報道によると、2023年の部内ミーティングで、選手たち自らが「総体やサッカーなど他のスポーツの開会式では手を振っているのになぜ野球だけが違うのか」という疑問を持ち、開会式の要項を確認してルール上問題がないことを確認した上で、24年の県大会から実行に移したそうです。
この入場は全国的に大きな反響を呼び、多くの共感と賛同の声が寄せられました。しかし、青森県高野連は「高校野球の伝統的な入場行進を残すべき」として、今後そのような入場をおこなわないよう学校側に呼びかけ事実上の是正指導をおこないました。理由は、青森県高野連が加盟校にアンケートをとった結果、「伝統維持」を支持する声が多数派だったからです。

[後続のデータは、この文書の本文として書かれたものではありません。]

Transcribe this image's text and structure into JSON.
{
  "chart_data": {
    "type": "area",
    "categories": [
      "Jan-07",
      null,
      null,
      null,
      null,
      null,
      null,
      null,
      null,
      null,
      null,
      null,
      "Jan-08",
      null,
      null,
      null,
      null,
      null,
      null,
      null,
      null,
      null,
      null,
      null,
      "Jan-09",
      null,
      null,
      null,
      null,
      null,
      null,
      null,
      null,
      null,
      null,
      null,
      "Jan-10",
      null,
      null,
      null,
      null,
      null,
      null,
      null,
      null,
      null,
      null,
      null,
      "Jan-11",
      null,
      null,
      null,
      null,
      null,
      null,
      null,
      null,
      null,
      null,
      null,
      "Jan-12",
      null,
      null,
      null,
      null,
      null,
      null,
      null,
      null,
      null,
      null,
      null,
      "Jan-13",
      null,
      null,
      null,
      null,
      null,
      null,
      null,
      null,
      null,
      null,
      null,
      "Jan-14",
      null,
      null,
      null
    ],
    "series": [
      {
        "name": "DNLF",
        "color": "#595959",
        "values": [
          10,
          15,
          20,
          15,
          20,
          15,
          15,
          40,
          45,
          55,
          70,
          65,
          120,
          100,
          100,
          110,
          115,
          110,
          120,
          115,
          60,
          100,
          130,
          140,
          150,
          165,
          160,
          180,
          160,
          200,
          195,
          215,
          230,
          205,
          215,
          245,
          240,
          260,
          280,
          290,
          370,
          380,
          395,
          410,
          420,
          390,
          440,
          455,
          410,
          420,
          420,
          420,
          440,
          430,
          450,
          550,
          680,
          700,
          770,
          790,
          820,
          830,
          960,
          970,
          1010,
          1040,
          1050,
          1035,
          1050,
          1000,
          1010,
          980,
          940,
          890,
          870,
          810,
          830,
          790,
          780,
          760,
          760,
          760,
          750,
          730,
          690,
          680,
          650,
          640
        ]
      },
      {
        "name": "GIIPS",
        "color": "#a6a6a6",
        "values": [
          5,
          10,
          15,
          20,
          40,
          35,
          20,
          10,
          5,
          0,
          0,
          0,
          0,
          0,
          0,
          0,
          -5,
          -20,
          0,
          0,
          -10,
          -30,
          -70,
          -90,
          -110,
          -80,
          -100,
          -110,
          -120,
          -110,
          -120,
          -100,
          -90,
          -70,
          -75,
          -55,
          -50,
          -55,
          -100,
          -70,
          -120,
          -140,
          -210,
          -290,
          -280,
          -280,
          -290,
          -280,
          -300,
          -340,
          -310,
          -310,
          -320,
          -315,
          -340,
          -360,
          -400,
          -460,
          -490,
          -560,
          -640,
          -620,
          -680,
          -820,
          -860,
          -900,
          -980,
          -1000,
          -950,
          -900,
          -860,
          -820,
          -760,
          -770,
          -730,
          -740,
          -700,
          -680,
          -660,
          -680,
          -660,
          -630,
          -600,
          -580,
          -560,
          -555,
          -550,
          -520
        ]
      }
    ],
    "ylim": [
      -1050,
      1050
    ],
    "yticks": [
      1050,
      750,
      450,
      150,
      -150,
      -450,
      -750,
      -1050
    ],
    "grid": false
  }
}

全国的には好意をもって受け入れられたにもかかわらず、実際に隣で一緒に行進する立場の他校からすれば、「1校だけ違う振る舞いをすることへの違和感」や「積み上げてきた伝統を崩すことへの抵抗感」のほうが強かったわけです。
しかしその後、聖愛高校野球部は優れたスポーツマンシップを発揮した個人や団体に贈られる「日本スポーツマンシップ大賞2025」(発起人は川淵三郎氏)の「ヤングジェネレーション賞」を受賞しました。受賞理由は「高校野球の入場行進の習慣に疑問を持ち、選手たちが自ら平和的な入場行進を考えた」という点でした。
「伝統だから続ける」でいいのか?
以上、歴史を振り返りながら見てきました。私は、若人が日頃の努力の成果を発揮するハレの舞台なのだから、国民スポーツ大会やオリンピックのように、応援してくれる人たちに笑顔で手を振るなど個性を発揮しながらの入場のほうがいいのではないかと考えます。
軍事教練を土台にした軍隊式行進にどんな教育的意義があるのでしょうか? 価値観や社会のあり方が激変して、個人の個性や主体性や創造性が求められるこの時代に、伝統だから続けるという思考停止のままでいいのでしょうか? 軍隊式行進は、個性や主体性や創造性を押しつぶす価値観の象徴ではないでしょうか?
聖愛高校は勇気あるファーストペンギンであり出る杭でした。こうしたファーストペンギン(出る杭)が日本のあらゆる場で求められています。出る杭を打っていたのでは日本は衰退の一途です。読者の皆さんはどう思いますか?